From Wikipedia, the free encyclopedia
Jump to: navigation, search

Shekhina is a book of photography by Leonard Nimoy representing the feminine side of Jewish divinity as visualized via the imagery of women, with commentary on Jewish tradition and scripture provided by David Kuspit. The book received a certain amount of controversy for the perceived risqué nature of a number of the photographs with his use of nude and partly clad women donning a tallit and tefillin, Jewish prayer accessories traditionally worn by men.[1][2]

The title comes from the feminine Hebrew word shekhinah, meaning the glory or radiance of God, or God's presence.
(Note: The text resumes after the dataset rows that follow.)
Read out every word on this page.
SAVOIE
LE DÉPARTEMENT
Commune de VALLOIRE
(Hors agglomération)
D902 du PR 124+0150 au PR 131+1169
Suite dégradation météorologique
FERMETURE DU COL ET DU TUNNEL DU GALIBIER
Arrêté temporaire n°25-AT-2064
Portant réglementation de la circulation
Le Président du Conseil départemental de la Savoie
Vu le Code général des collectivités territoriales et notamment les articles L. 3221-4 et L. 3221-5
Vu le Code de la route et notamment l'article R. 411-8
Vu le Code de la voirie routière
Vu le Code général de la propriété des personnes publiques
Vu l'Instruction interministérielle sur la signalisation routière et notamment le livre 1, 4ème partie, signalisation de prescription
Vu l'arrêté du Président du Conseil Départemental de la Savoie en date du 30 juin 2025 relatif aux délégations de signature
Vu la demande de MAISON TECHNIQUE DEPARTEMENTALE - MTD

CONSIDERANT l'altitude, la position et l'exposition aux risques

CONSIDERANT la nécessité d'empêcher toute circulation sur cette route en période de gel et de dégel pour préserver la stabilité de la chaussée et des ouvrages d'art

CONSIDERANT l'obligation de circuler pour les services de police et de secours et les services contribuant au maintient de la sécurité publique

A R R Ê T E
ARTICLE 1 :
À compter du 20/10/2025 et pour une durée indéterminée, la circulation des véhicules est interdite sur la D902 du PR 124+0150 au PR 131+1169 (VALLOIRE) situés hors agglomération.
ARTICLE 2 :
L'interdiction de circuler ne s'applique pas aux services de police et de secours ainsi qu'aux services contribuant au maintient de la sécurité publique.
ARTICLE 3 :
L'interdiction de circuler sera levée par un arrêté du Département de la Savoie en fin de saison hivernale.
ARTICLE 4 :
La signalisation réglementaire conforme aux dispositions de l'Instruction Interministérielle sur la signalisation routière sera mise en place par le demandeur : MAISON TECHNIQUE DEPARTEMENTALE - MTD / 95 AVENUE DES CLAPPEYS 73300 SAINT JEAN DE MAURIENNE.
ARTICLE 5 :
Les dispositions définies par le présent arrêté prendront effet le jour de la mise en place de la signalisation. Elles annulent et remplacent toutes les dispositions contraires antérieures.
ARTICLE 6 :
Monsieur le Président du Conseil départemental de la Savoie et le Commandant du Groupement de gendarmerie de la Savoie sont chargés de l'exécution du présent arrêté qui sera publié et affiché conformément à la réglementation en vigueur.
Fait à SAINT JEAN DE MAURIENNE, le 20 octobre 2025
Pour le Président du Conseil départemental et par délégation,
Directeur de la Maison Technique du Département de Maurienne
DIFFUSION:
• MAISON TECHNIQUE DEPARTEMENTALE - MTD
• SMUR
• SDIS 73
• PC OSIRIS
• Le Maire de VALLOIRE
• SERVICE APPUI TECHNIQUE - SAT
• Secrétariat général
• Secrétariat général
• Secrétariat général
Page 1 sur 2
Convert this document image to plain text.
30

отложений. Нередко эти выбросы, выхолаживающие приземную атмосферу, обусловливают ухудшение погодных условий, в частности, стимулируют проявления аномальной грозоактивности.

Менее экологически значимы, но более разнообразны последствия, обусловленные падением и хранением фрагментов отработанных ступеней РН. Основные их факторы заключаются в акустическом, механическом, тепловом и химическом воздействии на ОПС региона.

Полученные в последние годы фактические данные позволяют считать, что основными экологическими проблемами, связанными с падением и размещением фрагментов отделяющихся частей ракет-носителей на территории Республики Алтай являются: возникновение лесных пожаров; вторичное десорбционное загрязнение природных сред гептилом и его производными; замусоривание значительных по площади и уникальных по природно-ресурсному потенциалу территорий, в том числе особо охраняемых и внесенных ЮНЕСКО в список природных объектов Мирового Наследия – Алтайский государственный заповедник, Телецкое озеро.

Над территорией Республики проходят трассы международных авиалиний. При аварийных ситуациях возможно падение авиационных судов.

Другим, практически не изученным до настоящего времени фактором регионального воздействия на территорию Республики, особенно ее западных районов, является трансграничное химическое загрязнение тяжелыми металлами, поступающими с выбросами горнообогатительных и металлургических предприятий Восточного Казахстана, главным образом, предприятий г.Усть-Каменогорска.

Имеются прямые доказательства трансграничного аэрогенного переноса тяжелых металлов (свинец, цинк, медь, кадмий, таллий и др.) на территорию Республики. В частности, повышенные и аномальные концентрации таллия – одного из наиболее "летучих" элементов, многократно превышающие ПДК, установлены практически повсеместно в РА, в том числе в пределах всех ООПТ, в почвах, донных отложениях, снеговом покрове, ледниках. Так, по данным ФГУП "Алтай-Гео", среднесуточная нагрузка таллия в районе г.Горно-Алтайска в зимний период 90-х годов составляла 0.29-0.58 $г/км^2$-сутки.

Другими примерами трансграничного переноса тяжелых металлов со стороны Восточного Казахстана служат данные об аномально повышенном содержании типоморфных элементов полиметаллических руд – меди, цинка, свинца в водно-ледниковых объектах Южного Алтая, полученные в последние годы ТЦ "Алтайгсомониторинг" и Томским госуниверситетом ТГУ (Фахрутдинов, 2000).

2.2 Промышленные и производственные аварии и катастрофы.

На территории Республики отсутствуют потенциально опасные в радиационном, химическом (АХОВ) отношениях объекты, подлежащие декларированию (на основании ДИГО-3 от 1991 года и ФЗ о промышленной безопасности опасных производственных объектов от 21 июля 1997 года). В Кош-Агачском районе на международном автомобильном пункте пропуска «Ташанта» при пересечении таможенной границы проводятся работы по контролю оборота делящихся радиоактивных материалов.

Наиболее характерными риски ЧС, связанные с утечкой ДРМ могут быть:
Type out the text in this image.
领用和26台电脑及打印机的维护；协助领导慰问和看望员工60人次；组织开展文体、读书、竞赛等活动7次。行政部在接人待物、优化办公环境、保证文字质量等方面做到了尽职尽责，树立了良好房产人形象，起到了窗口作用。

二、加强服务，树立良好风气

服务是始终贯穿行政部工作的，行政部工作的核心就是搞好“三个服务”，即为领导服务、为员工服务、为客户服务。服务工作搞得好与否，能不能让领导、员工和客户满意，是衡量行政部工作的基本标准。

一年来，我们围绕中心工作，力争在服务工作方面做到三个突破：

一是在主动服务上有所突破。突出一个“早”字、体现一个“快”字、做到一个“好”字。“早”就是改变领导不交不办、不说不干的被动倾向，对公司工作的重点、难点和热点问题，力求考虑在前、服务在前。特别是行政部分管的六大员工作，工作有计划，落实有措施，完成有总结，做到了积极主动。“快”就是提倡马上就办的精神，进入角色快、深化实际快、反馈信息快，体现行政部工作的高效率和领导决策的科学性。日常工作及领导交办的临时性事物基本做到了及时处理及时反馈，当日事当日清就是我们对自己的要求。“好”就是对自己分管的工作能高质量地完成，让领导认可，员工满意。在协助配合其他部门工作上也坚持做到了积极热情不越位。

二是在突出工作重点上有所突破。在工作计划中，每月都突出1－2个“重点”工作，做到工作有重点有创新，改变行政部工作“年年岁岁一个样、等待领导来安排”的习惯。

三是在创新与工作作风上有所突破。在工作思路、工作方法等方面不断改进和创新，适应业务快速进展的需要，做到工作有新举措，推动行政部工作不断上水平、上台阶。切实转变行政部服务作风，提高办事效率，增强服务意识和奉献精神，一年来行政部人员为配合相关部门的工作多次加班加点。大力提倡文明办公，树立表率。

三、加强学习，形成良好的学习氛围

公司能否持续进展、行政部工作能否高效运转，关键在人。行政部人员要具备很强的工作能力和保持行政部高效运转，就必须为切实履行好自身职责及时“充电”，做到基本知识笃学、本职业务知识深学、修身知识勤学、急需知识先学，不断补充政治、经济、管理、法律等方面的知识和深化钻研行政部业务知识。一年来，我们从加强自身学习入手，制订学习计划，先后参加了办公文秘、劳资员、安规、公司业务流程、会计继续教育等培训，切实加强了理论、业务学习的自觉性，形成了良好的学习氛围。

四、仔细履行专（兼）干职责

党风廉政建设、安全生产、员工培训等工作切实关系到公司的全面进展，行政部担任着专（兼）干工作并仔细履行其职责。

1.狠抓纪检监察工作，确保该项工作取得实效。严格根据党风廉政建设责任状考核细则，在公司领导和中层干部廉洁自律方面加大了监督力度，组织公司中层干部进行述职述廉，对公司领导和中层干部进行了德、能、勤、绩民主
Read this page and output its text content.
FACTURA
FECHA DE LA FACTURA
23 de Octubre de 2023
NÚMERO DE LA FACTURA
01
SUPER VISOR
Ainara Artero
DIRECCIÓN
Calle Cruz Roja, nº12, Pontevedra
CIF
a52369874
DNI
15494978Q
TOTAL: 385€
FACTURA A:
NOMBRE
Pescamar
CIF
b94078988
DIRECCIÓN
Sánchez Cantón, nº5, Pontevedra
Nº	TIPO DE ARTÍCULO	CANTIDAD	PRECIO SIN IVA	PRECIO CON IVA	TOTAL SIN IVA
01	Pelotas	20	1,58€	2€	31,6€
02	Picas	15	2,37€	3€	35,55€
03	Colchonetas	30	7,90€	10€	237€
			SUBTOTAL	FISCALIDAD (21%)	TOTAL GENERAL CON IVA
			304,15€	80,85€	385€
  • Nimoy, Leonard; Kuspit, Donald (Oct 2002). Shekhina. Photography. Umbrage Editions. p. 96. ISBN 9781884167164. 

References[edit]

  1. ^ Gorlick, Adam (May 12, 2004). "Nimoy's Latest Frontier: 'The Shekhina Project'". Associated Press. Washington Post. Using professional models, actresses and dancers -- not all of whom are Jewish -- as well as his wife, Susan Bay Nimoy, he sought subjects who possessed "an inner life" 
  2. ^ "Leonard Nimoy: Shekhina". Photographs. R Michelson Galleries. May 2004.